December 31, 2022

What’s important to remember on the morning of January the First.

Some people like to say, “New Year’s doesn’t matter.”

On the other hand, some people like to say, “New Year, New me!”

Some people love New Year’s Resolutions.

Some people try them, and fail at keeping them within the first week or two.

Some people, like myself, don’t bother.

Some people mark the passing of time, for death can come without warning, life is precious, and this is a camp I set a tent up in. (Here’s the Buddhist Four Reminders for living each day fully).

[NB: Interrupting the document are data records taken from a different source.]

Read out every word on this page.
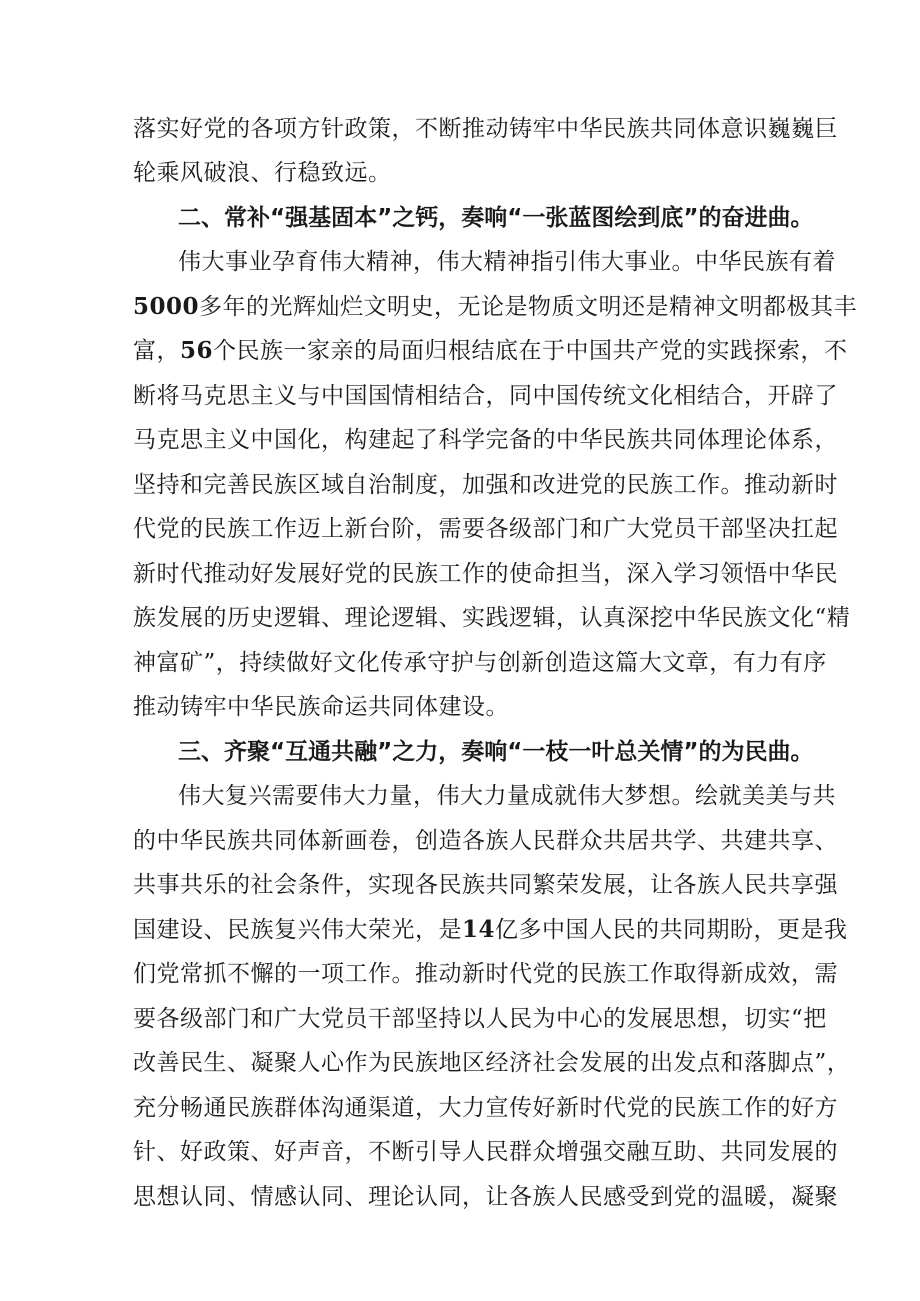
落实好党的各项方针政策，不断推动铸牢中华民族共同体意识巍巍巨
轮乘风破浪、行稳致远。
二、常补“强基固本”之钙，奏响“一张蓝图绘到底”的奋进曲。
伟大事业孕育伟大精神，伟大精神指引伟大事业。中华民族有着
5000多年的光辉灿烂文明史，无论是物质文明还是精神文明都极其丰
富，56个民族一家亲的局面归根结底在于中国共产党的实践探索，不
断将马克思主义与中国国情相结合，同中国传统文化相结合，开辟了
马克思主义中国化，构建起了科学完备的中华民族共同体理论体系，
坚持和完善民族区域自治制度，加强和改进党的民族工作。推动新时
代党的民族工作迈上新台阶，需要各级部门和广大党员干部坚决扛起
新时代推动好发展好党的民族工作的使命担当，深入学习领悟中华民
族发展的历史逻辑、理论逻辑、实践逻辑，认真深挖中华民族文化“精
神富矿”，持续做好文化传承守护与创新创造这篇大文章，有力有序
推动铸牢中华民族命运共同体建设。
三、齐聚“互通共融”之力，奏响“一枝一叶总关情”的为民曲。
伟大复兴需要伟大力量，伟大力量成就伟大梦想。绘就美美与共
的中华民族共同体新画卷，创造各族人民群众共居共学、共建共享、
共事共乐的社会条件，实现各民族共同繁荣发展，让各族人民共享强
国建设、民族复兴伟大荣光，是14亿多中国人民的共同期盼，更是我
们党常抓不懈的一项工作。推动新时代党的民族工作取得新成效，需
要各级部门和广大党员干部坚持以人民为中心的发展思想，切实“把
改善民生、凝聚人心作为民族地区经济社会发展的出发点和落脚点”，
充分畅通民族群体沟通渠道，大力宣传好新时代党的民族工作的好方
针、好政策、好声音，不断引导人民群众增强交融互助、共同发展的
思想认同、情感认同、理论认同，让各族人民感受到党的温暖，凝聚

Some people love to party, to get rowdy. To kiss a loved one at midnight, to sing Auld Lang Syne (I love it, here’s how to sing it, and what it means, which is important). That’s me, some years.

Some people love to watch the ball drop from the comfort of their couch, champagne in hand, and holler out into the cold night with all the other neighbors, howling like wolves 10! 9! 8!, 7! 6! 5! 4! 3! 2! 1! Happy New Yeeaaar! That’s me, on other years.

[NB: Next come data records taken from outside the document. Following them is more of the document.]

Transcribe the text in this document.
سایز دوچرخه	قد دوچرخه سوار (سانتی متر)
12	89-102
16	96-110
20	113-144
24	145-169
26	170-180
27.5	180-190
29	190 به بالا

Whatever side of the fence we’re on, cynicism or exuberance, coziness or resolve…what’s important is to acknowledge the hard times so many of us had, this past year. To come together in helpful caring present eye-contactful community, this year. To care.

To make mindful needed changes that are based in our basic goodness, in who we are, not in trying to be “other,” “better,” which is based in a subtle self-aggression.

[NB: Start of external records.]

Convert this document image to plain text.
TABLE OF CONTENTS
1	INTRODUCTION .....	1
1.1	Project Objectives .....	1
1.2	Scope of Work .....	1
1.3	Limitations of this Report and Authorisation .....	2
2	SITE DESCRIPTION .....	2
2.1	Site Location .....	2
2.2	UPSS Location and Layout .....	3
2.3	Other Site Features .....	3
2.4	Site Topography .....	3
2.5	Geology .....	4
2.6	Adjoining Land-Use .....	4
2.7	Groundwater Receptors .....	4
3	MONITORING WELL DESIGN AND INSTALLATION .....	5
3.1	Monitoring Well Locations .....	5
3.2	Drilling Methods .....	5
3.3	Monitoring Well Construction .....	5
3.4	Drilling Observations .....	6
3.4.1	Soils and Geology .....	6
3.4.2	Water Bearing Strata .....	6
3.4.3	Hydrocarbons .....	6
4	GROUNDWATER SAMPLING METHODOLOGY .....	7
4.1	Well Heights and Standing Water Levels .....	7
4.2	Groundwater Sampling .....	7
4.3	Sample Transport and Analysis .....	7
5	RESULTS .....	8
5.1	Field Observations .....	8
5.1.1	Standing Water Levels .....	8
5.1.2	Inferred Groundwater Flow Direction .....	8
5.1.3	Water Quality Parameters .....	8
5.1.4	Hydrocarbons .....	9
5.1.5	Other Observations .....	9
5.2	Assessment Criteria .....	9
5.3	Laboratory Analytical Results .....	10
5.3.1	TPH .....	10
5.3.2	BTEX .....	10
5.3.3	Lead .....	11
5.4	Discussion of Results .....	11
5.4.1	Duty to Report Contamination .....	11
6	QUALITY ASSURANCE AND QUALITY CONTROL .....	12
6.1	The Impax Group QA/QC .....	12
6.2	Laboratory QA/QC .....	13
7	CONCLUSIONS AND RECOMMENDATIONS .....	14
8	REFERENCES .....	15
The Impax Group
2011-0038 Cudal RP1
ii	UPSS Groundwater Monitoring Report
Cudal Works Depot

What’s important is to use this random meaningless demarcation of a year turning over a leaf mid-Winter…to remember to care.

To take a fresh, deep breath. To try again. To reopen our hearts, to look backward and appreciate and learn, to look forward and chart a course.

To care about being good people, about trying, about healing, about climate crisis, about facts over social media comments, about equal rights for all, about animals, about plastic to-go culture, about our friends (text them, reach out), about those we may not think about as friends (baristas, waiters, the homeless, the dogwalker, the kindly old lady who plays backgammon—those who are a part of the fabric of our daily lives who we might take for granted), even about our enemies, once in awhile.